Kepala Desa Ciheulang Tonggoh, Mulyadi, mengaku terkejut atas peristiwa tersebut. Ia menyebutkan dugaan penggelapan baru terungkap setelah bendahara tidak masuk kerja dan sulit dihubungi sejak 5–6 Desember 2025.
“Saya juga kaget, shock sebenarnya. Pas saya konfirmasi, dari tanggal 5 sampai 6 Desember 2025, dia tidak ada. Telepon tidak aktif dan tidak bisa dihubungi,” ujar Mulyadi kepada awak media saat ditemui di Kantor Desa Ciheulang Tonggoh.

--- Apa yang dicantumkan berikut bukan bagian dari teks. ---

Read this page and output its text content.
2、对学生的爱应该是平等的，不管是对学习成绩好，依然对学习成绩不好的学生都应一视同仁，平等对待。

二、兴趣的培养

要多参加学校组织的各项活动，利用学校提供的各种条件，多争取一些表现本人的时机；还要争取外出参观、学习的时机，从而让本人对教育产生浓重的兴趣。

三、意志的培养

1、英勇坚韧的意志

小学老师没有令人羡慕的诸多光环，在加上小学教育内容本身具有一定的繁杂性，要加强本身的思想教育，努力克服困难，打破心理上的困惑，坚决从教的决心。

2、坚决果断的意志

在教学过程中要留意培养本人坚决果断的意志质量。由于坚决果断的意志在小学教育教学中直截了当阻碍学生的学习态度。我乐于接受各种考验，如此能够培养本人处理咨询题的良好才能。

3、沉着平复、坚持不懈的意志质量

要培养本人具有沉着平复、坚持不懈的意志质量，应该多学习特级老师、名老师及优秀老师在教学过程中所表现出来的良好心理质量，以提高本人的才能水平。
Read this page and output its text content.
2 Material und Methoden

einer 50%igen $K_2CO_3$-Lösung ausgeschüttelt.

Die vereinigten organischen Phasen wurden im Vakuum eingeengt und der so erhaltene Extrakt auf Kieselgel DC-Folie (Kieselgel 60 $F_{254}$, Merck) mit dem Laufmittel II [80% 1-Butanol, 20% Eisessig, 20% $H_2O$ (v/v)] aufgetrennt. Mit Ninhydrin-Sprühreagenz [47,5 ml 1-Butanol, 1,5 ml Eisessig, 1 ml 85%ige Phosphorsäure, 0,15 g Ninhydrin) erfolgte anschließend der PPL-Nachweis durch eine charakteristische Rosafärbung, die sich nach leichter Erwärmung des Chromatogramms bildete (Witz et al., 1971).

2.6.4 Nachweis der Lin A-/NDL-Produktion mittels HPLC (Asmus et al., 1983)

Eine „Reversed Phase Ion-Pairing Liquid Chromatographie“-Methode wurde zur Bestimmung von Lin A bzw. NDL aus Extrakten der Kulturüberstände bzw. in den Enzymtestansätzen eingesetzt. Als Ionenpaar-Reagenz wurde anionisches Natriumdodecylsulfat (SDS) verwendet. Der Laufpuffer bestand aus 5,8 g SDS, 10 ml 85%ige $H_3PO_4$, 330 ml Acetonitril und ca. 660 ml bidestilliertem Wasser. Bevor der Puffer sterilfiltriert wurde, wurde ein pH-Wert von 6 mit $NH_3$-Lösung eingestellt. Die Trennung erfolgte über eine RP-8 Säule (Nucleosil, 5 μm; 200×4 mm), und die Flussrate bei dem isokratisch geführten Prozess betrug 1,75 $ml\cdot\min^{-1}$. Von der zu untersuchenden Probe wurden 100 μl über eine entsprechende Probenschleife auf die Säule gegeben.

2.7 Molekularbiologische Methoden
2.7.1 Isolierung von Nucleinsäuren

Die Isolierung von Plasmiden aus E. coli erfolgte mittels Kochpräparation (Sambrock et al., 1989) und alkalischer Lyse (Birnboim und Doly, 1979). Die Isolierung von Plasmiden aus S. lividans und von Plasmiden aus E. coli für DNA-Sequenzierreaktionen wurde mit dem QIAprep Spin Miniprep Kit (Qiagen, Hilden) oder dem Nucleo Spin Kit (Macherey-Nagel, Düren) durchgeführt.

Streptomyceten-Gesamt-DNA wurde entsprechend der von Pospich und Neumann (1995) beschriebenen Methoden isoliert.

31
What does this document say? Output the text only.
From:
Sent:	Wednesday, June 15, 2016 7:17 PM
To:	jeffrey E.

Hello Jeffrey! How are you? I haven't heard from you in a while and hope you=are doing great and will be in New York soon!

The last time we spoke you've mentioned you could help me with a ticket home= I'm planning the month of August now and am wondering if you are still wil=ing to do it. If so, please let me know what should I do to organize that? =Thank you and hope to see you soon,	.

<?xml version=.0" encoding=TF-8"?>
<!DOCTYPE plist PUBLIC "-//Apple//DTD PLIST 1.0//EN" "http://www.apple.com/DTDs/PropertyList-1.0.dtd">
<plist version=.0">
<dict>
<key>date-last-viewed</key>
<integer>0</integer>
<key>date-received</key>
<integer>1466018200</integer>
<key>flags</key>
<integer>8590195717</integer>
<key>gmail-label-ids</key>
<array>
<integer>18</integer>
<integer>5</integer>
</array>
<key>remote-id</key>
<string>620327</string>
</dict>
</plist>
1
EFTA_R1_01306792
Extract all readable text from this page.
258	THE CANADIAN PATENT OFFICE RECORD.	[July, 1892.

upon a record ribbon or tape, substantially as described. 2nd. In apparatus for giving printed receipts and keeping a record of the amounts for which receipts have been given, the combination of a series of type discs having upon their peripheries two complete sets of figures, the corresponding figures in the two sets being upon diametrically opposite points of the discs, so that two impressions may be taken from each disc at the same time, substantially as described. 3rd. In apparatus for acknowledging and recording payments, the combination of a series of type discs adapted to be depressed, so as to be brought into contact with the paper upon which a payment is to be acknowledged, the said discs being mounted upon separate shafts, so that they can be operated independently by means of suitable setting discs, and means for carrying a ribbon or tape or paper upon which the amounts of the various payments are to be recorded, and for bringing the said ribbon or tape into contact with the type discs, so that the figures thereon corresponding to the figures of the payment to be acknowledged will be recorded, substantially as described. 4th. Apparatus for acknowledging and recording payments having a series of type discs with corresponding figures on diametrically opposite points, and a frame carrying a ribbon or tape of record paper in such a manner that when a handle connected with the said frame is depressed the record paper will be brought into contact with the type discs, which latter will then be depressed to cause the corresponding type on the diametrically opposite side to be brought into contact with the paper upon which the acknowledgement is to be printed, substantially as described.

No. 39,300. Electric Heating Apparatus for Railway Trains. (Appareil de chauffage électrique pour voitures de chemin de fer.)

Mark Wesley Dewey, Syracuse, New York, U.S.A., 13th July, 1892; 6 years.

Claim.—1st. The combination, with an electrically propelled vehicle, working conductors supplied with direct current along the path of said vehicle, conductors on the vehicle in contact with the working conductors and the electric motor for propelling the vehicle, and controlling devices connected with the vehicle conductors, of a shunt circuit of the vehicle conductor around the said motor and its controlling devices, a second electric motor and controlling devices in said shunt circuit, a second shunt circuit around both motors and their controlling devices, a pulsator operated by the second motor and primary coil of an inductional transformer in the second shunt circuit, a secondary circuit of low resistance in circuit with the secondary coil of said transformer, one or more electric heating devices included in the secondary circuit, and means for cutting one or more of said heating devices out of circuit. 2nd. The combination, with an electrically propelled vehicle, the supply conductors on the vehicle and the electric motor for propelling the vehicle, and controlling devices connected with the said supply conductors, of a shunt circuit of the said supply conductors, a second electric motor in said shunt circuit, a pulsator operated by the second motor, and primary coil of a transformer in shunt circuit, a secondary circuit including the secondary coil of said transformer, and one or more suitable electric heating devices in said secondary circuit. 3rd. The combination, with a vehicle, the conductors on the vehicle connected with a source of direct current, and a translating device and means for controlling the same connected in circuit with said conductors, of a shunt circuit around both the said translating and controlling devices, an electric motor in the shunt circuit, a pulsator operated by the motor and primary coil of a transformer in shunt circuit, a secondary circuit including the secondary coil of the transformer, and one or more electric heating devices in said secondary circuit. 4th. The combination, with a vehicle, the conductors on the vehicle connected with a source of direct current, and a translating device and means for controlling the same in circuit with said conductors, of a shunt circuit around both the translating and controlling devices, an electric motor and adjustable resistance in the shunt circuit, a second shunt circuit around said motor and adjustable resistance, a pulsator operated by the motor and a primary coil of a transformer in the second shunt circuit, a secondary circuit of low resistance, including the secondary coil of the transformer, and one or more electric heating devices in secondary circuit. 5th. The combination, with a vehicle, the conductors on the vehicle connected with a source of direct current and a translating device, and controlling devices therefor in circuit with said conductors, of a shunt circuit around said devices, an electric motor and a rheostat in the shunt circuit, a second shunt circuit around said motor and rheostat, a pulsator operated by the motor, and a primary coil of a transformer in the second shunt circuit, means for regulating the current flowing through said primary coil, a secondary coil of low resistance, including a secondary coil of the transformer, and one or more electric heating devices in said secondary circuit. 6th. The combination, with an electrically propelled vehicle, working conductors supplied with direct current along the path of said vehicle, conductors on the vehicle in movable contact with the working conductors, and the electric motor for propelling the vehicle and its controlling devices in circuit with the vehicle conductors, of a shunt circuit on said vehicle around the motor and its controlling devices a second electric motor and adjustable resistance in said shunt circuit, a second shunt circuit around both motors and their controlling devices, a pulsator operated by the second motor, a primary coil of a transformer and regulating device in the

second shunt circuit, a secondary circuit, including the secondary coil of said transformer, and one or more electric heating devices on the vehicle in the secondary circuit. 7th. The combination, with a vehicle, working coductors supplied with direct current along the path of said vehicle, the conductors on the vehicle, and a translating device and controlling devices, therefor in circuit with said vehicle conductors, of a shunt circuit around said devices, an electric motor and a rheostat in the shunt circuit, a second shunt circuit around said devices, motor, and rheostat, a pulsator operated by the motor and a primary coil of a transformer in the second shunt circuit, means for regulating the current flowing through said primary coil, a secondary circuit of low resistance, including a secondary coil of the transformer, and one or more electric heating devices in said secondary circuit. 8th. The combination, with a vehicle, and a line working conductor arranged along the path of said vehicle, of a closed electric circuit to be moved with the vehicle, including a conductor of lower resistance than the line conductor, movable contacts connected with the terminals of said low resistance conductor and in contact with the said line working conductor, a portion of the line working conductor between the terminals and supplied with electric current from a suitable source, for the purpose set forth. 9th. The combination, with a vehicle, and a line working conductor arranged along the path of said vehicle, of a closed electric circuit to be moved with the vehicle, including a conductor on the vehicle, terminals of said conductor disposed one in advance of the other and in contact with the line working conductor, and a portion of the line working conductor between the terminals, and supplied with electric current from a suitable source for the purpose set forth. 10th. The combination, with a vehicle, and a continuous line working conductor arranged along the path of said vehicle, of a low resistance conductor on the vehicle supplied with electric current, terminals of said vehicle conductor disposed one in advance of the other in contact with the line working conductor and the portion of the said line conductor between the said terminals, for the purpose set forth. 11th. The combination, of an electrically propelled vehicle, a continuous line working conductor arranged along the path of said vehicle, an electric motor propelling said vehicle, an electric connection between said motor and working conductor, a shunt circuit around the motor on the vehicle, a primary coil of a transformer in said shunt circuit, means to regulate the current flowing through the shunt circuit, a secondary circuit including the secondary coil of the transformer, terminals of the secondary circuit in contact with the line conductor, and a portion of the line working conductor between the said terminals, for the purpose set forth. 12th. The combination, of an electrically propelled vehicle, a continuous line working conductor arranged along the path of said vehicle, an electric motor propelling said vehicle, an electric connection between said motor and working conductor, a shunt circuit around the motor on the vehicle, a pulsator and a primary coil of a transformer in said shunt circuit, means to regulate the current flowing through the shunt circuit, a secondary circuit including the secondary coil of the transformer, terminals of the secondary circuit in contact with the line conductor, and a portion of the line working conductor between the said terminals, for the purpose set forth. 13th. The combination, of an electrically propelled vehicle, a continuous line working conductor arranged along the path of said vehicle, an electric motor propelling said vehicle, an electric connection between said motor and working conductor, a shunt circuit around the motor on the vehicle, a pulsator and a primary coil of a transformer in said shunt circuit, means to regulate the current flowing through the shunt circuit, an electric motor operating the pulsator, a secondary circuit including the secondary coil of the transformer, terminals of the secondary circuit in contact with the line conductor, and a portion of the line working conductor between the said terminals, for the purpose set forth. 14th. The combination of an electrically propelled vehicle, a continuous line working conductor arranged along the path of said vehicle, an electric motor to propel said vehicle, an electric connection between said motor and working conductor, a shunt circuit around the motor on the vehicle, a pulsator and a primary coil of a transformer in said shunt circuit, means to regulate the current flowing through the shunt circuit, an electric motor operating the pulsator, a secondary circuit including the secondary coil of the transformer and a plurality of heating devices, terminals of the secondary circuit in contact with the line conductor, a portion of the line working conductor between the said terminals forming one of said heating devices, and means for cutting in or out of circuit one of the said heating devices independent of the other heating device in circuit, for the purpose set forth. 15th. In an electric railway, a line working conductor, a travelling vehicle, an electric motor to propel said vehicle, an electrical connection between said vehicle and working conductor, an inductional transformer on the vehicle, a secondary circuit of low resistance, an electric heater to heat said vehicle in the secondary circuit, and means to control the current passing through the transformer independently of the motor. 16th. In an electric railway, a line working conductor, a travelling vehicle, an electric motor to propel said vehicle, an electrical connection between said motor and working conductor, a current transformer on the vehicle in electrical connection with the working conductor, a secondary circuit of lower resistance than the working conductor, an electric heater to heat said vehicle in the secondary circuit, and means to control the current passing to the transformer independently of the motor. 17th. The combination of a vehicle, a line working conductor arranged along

Kecurigaan semakin menguat setelah pihak desa membuka Sistem Keuangan Desa (Siskudes) dan melaporkannya ke Dinas Pemberdayaan Masyarakat dan Desa (DPMD). Dari hasil pengecekan, dana desa diketahui telah habis digunakan tanpa sepengetahuan pemerintah desa.
“Ternyata uang sudah digunakan semuanya oleh dia. Mulai dari insentif RT/RW, program ketahanan pangan, sampai berbagai kegiatan lainnya,”pungkasnya.